Why am I light-catchingly alive? Light-catchingly companionably expectantly alive? At least among those in the untimed breathing room, the changeresses, the talking animals, the vast expanses. Because we picked me and each other to be last time there was a primordial vote around these parts.
I can see them like it was yesterday. The dewdrops that tightroped in the cobweb forest. One was more translucent than the others. At my slightest breath they each swayed in their network which I happened to avoid getting caught in. The morning I happened not to be an insect in September.
While travelling in the mountain realm I discover in clear weather how unbusy the Earth can be mountain after mountain as far as the eye can reach.
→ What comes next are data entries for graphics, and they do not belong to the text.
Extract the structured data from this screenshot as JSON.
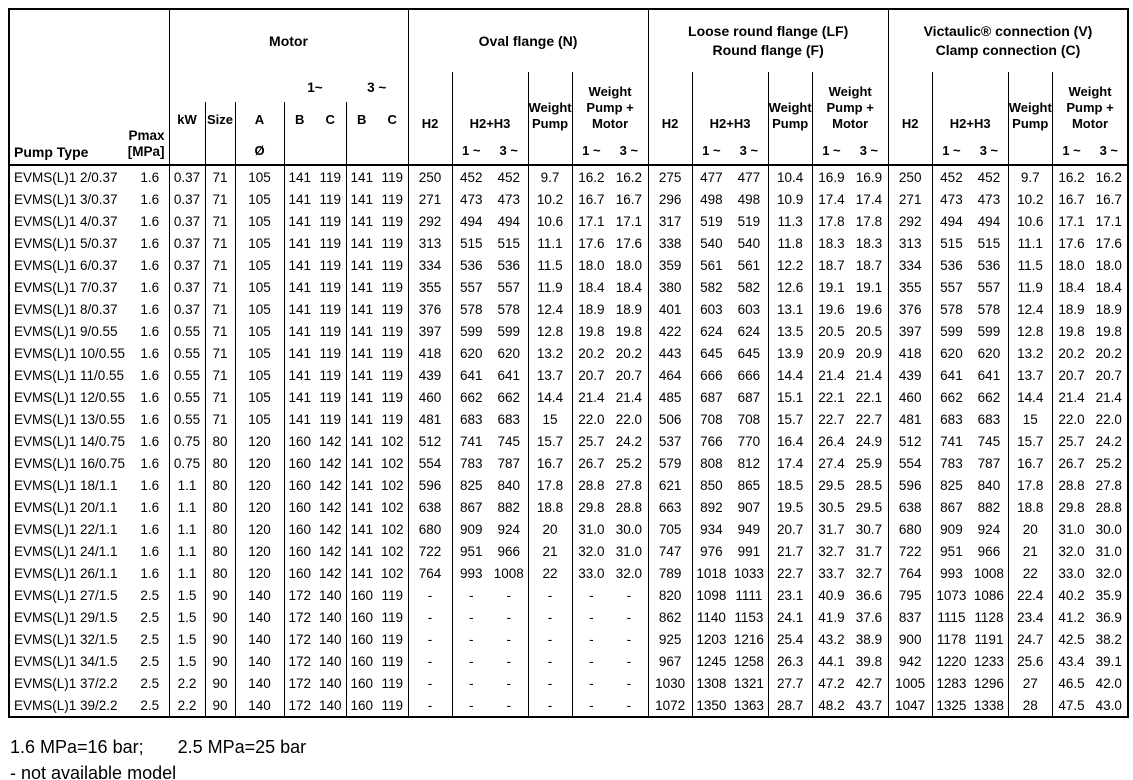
{
  "header": {
    "pump_type": "Pump Type",
    "pmax": "Pmax\n[MPa]",
    "motor": {
      "title": "Motor",
      "p1": "1~",
      "p3": "3 ~",
      "kw": "kW",
      "size": "Size",
      "a": "A",
      "b": "B",
      "c": "C",
      "diameter": "Ø"
    },
    "groups": [
      {
        "title": "Oval flange (N)"
      },
      {
        "title": "Loose round flange (LF)\nRound flange (F)"
      },
      {
        "title": "Victaulic® connection (V)\nClamp connection (C)"
      }
    ],
    "sub": {
      "h2": "H2",
      "h2h3": "H2+H3",
      "weight_pump": "Weight\nPump",
      "weight_pump_motor": "Weight\nPump +\nMotor",
      "p1": "1 ~",
      "p3": "3 ~"
    }
  },
  "footer": {
    "pressure_note_1": "1.6 MPa=16 bar;",
    "pressure_note_2": "2.5 MPa=25 bar",
    "availability_note": "- not available model"
  },
  "rows": [
    {
      "type": "EVMS(L)1 2/0.37",
      "pmax": "1.6",
      "kw": "0.37",
      "size": "71",
      "a": "105",
      "b1": "141",
      "c1": "119",
      "b3": "141",
      "c3": "119",
      "n": [
        "250",
        "452",
        "452",
        "9.7",
        "16.2",
        "16.2"
      ],
      "lf": [
        "275",
        "477",
        "477",
        "10.4",
        "16.9",
        "16.9"
      ],
      "vc": [
        "250",
        "452",
        "452",
        "9.7",
        "16.2",
        "16.2"
      ]
    },
    {
      "type": "EVMS(L)1 3/0.37",
      "pmax": "1.6",
      "kw": "0.37",
      "size": "71",
      "a": "105",
      "b1": "141",
      "c1": "119",
      "b3": "141",
      "c3": "119",
      "n": [
        "271",
        "473",
        "473",
        "10.2",
        "16.7",
        "16.7"
      ],
      "lf": [
        "296",
        "498",
        "498",
        "10.9",
        "17.4",
        "17.4"
      ],
      "vc": [
        "271",
        "473",
        "473",
        "10.2",
        "16.7",
        "16.7"
      ]
    },
    {
      "type": "EVMS(L)1 4/0.37",
      "pmax": "1.6",
      "kw": "0.37",
      "size": "71",
      "a": "105",
      "b1": "141",
      "c1": "119",
      "b3": "141",
      "c3": "119",
      "n": [
        "292",
        "494",
        "494",
        "10.6",
        "17.1",
        "17.1"
      ],
      "lf": [
        "317",
        "519",
        "519",
        "11.3",
        "17.8",
        "17.8"
      ],
      "vc": [
        "292",
        "494",
        "494",
        "10.6",
        "17.1",
        "17.1"
      ]
    },
    {
      "type": "EVMS(L)1 5/0.37",
      "pmax": "1.6",
      "kw": "0.37",
      "size": "71",
      "a": "105",
      "b1": "141",
      "c1": "119",
      "b3": "141",
      "c3": "119",
      "n": [
        "313",
        "515",
        "515",
        "11.1",
        "17.6",
        "17.6"
      ],
      "lf": [
        "338",
        "540",
        "540",
        "11.8",
        "18.3",
        "18.3"
      ],
      "vc": [
        "313",
        "515",
        "515",
        "11.1",
        "17.6",
        "17.6"
      ]
    },
    {
      "type": "EVMS(L)1 6/0.37",
      "pmax": "1.6",
      "kw": "0.37",
      "size": "71",
      "a": "105",
      "b1": "141",
      "c1": "119",
      "b3": "141",
      "c3": "119",
      "n": [
        "334",
        "536",
        "536",
        "11.5",
        "18.0",
        "18.0"
      ],
      "lf": [
        "359",
        "561",
        "561",
        "12.2",
        "18.7",
        "18.7"
      ],
      "vc": [
        "334",
        "536",
        "536",
        "11.5",
        "18.0",
        "18.0"
      ]
    },
    {
      "type": "EVMS(L)1 7/0.37",
      "pmax": "1.6",
      "kw": "0.37",
      "size": "71",
      "a": "105",
      "b1": "141",
      "c1": "119",
      "b3": "141",
      "c3": "119",
      "n": [
        "355",
        "557",
        "557",
        "11.9",
        "18.4",
        "18.4"
      ],
      "lf": [
        "380",
        "582",
        "582",
        "12.6",
        "19.1",
        "19.1"
      ],
      "vc": [
        "355",
        "557",
        "557",
        "11.9",
        "18.4",
        "18.4"
      ]
    },
    {
      "type": "EVMS(L)1 8/0.37",
      "pmax": "1.6",
      "kw": "0.37",
      "size": "71",
      "a": "105",
      "b1": "141",
      "c1": "119",
      "b3": "141",
      "c3": "119",
      "n": [
        "376",
        "578",
        "578",
        "12.4",
        "18.9",
        "18.9"
      ],
      "lf": [
        "401",
        "603",
        "603",
        "13.1",
        "19.6",
        "19.6"
      ],
      "vc": [
        "376",
        "578",
        "578",
        "12.4",
        "18.9",
        "18.9"
      ]
    },
    {
      "type": "EVMS(L)1 9/0.55",
      "pmax": "1.6",
      "kw": "0.55",
      "size": "71",
      "a": "105",
      "b1": "141",
      "c1": "119",
      "b3": "141",
      "c3": "119",
      "n": [
        "397",
        "599",
        "599",
        "12.8",
        "19.8",
        "19.8"
      ],
      "lf": [
        "422",
        "624",
        "624",
        "13.5",
        "20.5",
        "20.5"
      ],
      "vc": [
        "397",
        "599",
        "599",
        "12.8",
        "19.8",
        "19.8"
      ]
    },
    {
      "type": "EVMS(L)1 10/0.55",
      "pmax": "1.6",
      "kw": "0.55",
      "size": "71",
      "a": "105",
      "b1": "141",
      "c1": "119",
      "b3": "141",
      "c3": "119",
      "n": [
        "418",
        "620",
        "620",
        "13.2",
        "20.2",
        "20.2"
      ],
      "lf": [
        "443",
        "645",
        "645",
        "13.9",
        "20.9",
        "20.9"
      ],
      "vc": [
        "418",
        "620",
        "620",
        "13.2",
        "20.2",
        "20.2"
      ]
    },
    {
      "type": "EVMS(L)1 11/0.55",
      "pmax": "1.6",
      "kw": "0.55",
      "size": "71",
      "a": "105",
      "b1": "141",
      "c1": "119",
      "b3": "141",
      "c3": "119",
      "n": [
        "439",
        "641",
        "641",
        "13.7",
        "20.7",
        "20.7"
      ],
      "lf": [
        "464",
        "666",
        "666",
        "14.4",
        "21.4",
        "21.4"
      ],
      "vc": [
        "439",
        "641",
        "641",
        "13.7",
        "20.7",
        "20.7"
      ]
    },
    {
      "type": "EVMS(L)1 12/0.55",
      "pmax": "1.6",
      "kw": "0.55",
      "size": "71",
      "a": "105",
      "b1": "141",
      "c1": "119",
      "b3": "141",
      "c3": "119",
      "n": [
        "460",
        "662",
        "662",
        "14.4",
        "21.4",
        "21.4"
      ],
      "lf": [
        "485",
        "687",
        "687",
        "15.1",
        "22.1",
        "22.1"
      ],
      "vc": [
        "460",
        "662",
        "662",
        "14.4",
        "21.4",
        "21.4"
      ]
    },
    {
      "type": "EVMS(L)1 13/0.55",
      "pmax": "1.6",
      "kw": "0.55",
      "size": "71",
      "a": "105",
      "b1": "141",
      "c1": "119",
      "b3": "141",
      "c3": "119",
      "n": [
        "481",
        "683",
        "683",
        "15",
        "22.0",
        "22.0"
      ],
      "lf": [
        "506",
        "708",
        "708",
        "15.7",
        "22.7",
        "22.7"
      ],
      "vc": [
        "481",
        "683",
        "683",
        "15",
        "22.0",
        "22.0"
      ]
    },
    {
      "type": "EVMS(L)1 14/0.75",
      "pmax": "1.6",
      "kw": "0.75",
      "size": "80",
      "a": "120",
      "b1": "160",
      "c1": "142",
      "b3": "141",
      "c3": "102",
      "n": [
        "512",
        "741",
        "745",
        "15.7",
        "25.7",
        "24.2"
      ],
      "lf": [
        "537",
        "766",
        "770",
        "16.4",
        "26.4",
        "24.9"
      ],
      "vc": [
        "512",
        "741",
        "745",
        "15.7",
        "25.7",
        "24.2"
      ]
    },
    {
      "type": "EVMS(L)1 16/0.75",
      "pmax": "1.6",
      "kw": "0.75",
      "size": "80",
      "a": "120",
      "b1": "160",
      "c1": "142",
      "b3": "141",
      "c3": "102",
      "n": [
        "554",
        "783",
        "787",
        "16.7",
        "26.7",
        "25.2"
      ],
      "lf": [
        "579",
        "808",
        "812",
        "17.4",
        "27.4",
        "25.9"
      ],
      "vc": [
        "554",
        "783",
        "787",
        "16.7",
        "26.7",
        "25.2"
      ]
    },
    {
      "type": "EVMS(L)1 18/1.1",
      "pmax": "1.6",
      "kw": "1.1",
      "size": "80",
      "a": "120",
      "b1": "160",
      "c1": "142",
      "b3": "141",
      "c3": "102",
      "n": [
        "596",
        "825",
        "840",
        "17.8",
        "28.8",
        "27.8"
      ],
      "lf": [
        "621",
        "850",
        "865",
        "18.5",
        "29.5",
        "28.5"
      ],
      "vc": [
        "596",
        "825",
        "840",
        "17.8",
        "28.8",
        "27.8"
      ]
    },
    {
      "type": "EVMS(L)1 20/1.1",
      "pmax": "1.6",
      "kw": "1.1",
      "size": "80",
      "a": "120",
      "b1": "160",
      "c1": "142",
      "b3": "141",
      "c3": "102",
      "n": [
        "638",
        "867",
        "882",
        "18.8",
        "29.8",
        "28.8"
      ],
      "lf": [
        "663",
        "892",
        "907",
        "19.5",
        "30.5",
        "29.5"
      ],
      "vc": [
        "638",
        "867",
        "882",
        "18.8",
        "29.8",
        "28.8"
      ]
    },
    {
      "type": "EVMS(L)1 22/1.1",
      "pmax": "1.6",
      "kw": "1.1",
      "size": "80",
      "a": "120",
      "b1": "160",
      "c1": "142",
      "b3": "141",
      "c3": "102",
      "n": [
        "680",
        "909",
        "924",
        "20",
        "31.0",
        "30.0"
      ],
      "lf": [
        "705",
        "934",
        "949",
        "20.7",
        "31.7",
        "30.7"
      ],
      "vc": [
        "680",
        "909",
        "924",
        "20",
        "31.0",
        "30.0"
      ]
    },
    {
      "type": "EVMS(L)1 24/1.1",
      "pmax": "1.6",
      "kw": "1.1",
      "size": "80",
      "a": "120",
      "b1": "160",
      "c1": "142",
      "b3": "141",
      "c3": "102",
      "n": [
        "722",
        "951",
        "966",
        "21",
        "32.0",
        "31.0"
      ],
      "lf": [
        "747",
        "976",
        "991",
        "21.7",
        "32.7",
        "31.7"
      ],
      "vc": [
        "722",
        "951",
        "966",
        "21",
        "32.0",
        "31.0"
      ]
    },
    {
      "type": "EVMS(L)1 26/1.1",
      "pmax": "1.6",
      "kw": "1.1",
      "size": "80",
      "a": "120",
      "b1": "160",
      "c1": "142",
      "b3": "141",
      "c3": "102",
      "n": [
        "764",
        "993",
        "1008",
        "22",
        "33.0",
        "32.0"
      ],
      "lf": [
        "789",
        "1018",
        "1033",
        "22.7",
        "33.7",
        "32.7"
      ],
      "vc": [
        "764",
        "993",
        "1008",
        "22",
        "33.0",
        "32.0"
      ]
    },
    {
      "type": "EVMS(L)1 27/1.5",
      "pmax": "2.5",
      "kw": "1.5",
      "size": "90",
      "a": "140",
      "b1": "172",
      "c1": "140",
      "b3": "160",
      "c3": "119",
      "n": [
        "-",
        "-",
        "-",
        "-",
        "-",
        "-"
      ],
      "lf": [
        "820",
        "1098",
        "1111",
        "23.1",
        "40.9",
        "36.6"
      ],
      "vc": [
        "795",
        "1073",
        "1086",
        "22.4",
        "40.2",
        "35.9"
      ]
    },
    {
      "type": "EVMS(L)1 29/1.5",
      "pmax": "2.5",
      "kw": "1.5",
      "size": "90",
      "a": "140",
      "b1": "172",
      "c1": "140",
      "b3": "160",
      "c3": "119",
      "n": [
        "-",
        "-",
        "-",
        "-",
        "-",
        "-"
      ],
      "lf": [
        "862",
        "1140",
        "1153",
        "24.1",
        "41.9",
        "37.6"
      ],
      "vc": [
        "837",
        "1115",
        "1128",
        "23.4",
        "41.2",
        "36.9"
      ]
    },
    {
      "type": "EVMS(L)1 32/1.5",
      "pmax": "2.5",
      "kw": "1.5",
      "size": "90",
      "a": "140",
      "b1": "172",
      "c1": "140",
      "b3": "160",
      "c3": "119",
      "n": [
        "-",
        "-",
        "-",
        "-",
        "-",
        "-"
      ],
      "lf": [
        "925",
        "1203",
        "1216",
        "25.4",
        "43.2",
        "38.9"
      ],
      "vc": [
        "900",
        "1178",
        "1191",
        "24.7",
        "42.5",
        "38.2"
      ]
    },
    {
      "type": "EVMS(L)1 34/1.5",
      "pmax": "2.5",
      "kw": "1.5",
      "size": "90",
      "a": "140",
      "b1": "172",
      "c1": "140",
      "b3": "160",
      "c3": "119",
      "n": [
        "-",
        "-",
        "-",
        "-",
        "-",
        "-"
      ],
      "lf": [
        "967",
        "1245",
        "1258",
        "26.3",
        "44.1",
        "39.8"
      ],
      "vc": [
        "942",
        "1220",
        "1233",
        "25.6",
        "43.4",
        "39.1"
      ]
    },
    {
      "type": "EVMS(L)1 37/2.2",
      "pmax": "2.5",
      "kw": "2.2",
      "size": "90",
      "a": "140",
      "b1": "172",
      "c1": "140",
      "b3": "160",
      "c3": "119",
      "n": [
        "-",
        "-",
        "-",
        "-",
        "-",
        "-"
      ],
      "lf": [
        "1030",
        "1308",
        "1321",
        "27.7",
        "47.2",
        "42.7"
      ],
      "vc": [
        "1005",
        "1283",
        "1296",
        "27",
        "46.5",
        "42.0"
      ]
    },
    {
      "type": "EVMS(L)1 39/2.2",
      "pmax": "2.5",
      "kw": "2.2",
      "size": "90",
      "a": "140",
      "b1": "172",
      "c1": "140",
      "b3": "160",
      "c3": "119",
      "n": [
        "-",
        "-",
        "-",
        "-",
        "-",
        "-"
      ],
      "lf": [
        "1072",
        "1350",
        "1363",
        "28.7",
        "48.2",
        "43.7"
      ],
      "vc": [
        "1047",
        "1325",
        "1338",
        "28",
        "47.5",
        "43.0"
      ]
    }
  ]
}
Lonely, I make myself noticed by touching with my left elbow and right big toe the beginning and ending of a hundred-metre-long white thread.
Evening was a bigger place than all the other places I knew. It was best to run around the corners of the house in the evening outside the windows’ light. It shined inside and out. It was best to run for a long time and get as much evening and darkness as possible on your body and your clothes. Just like all the people who’ve become invisible do. My eyes didn’t get darkness all over them. It only looked like darkness with darker trees and lit-up windows inside, but it was something else. There was no time to see what the something else was. It whooshed by me too fast. I ran after it. Around and around the house. As many times as I couldn’t count in the big evening.
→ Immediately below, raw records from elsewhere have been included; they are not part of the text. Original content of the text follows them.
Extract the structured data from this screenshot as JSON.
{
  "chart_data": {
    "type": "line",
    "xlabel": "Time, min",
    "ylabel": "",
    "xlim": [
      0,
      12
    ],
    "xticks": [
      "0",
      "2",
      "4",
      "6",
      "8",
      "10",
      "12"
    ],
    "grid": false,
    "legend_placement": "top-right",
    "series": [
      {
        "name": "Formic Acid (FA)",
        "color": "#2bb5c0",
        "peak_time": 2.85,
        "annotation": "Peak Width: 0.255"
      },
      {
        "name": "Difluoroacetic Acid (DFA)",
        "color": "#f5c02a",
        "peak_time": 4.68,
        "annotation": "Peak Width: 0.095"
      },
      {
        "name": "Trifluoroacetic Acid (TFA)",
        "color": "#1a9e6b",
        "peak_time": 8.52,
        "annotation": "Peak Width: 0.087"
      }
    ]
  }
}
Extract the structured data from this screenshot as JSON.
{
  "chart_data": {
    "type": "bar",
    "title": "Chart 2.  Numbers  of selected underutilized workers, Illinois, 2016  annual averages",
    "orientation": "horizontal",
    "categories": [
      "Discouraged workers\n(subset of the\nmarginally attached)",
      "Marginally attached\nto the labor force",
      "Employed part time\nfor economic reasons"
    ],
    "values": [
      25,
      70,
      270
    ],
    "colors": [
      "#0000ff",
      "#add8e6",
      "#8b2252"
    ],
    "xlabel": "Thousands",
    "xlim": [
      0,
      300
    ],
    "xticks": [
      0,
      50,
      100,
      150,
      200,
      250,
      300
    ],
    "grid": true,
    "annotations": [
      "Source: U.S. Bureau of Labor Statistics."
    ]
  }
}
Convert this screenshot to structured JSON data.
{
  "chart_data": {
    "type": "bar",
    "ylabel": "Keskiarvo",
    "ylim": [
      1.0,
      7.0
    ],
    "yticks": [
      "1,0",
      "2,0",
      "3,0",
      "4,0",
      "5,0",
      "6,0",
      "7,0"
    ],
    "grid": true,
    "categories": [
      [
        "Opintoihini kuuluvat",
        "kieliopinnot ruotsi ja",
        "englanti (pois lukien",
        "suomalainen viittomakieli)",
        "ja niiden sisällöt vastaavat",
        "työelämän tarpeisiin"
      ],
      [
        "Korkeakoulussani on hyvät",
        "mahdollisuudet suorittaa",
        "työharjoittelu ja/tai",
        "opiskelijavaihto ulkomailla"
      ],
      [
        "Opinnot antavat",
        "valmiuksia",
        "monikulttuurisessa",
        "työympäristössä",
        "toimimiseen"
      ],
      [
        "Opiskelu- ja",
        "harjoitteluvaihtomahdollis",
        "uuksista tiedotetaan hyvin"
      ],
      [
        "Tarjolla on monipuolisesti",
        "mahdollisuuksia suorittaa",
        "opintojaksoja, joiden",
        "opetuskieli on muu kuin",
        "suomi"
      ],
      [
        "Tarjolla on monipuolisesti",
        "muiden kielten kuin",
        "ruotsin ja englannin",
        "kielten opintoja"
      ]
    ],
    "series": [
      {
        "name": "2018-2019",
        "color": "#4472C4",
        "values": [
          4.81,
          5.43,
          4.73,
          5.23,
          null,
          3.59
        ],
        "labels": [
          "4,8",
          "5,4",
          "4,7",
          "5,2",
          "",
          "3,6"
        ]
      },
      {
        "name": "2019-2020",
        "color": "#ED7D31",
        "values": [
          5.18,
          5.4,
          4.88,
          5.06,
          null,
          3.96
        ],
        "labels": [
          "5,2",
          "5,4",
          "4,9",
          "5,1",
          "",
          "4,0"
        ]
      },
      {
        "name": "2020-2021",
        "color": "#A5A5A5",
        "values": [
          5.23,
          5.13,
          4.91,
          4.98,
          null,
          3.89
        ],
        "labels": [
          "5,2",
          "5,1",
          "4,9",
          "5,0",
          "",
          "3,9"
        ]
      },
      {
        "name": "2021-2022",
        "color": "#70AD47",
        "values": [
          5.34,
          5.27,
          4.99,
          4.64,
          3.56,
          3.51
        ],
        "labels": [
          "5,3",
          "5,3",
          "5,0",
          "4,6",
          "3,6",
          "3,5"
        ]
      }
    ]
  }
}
Marianne Larsen is one of Denmark’s best yet most overlooked poets. She has written over fifty works of prose and poetry and was recently awarded the Danish Academy’s most prestigious award, Den Store Pris. Her latest collection, The Morning I Happened Not to Be an Insect in September, in which an ageing poet recalls glimpses of childhood, was published on her seventieth birthday to great critical acclaim and earned both the Critics’ Choice Award and Politiken’s Frit Flet Prize.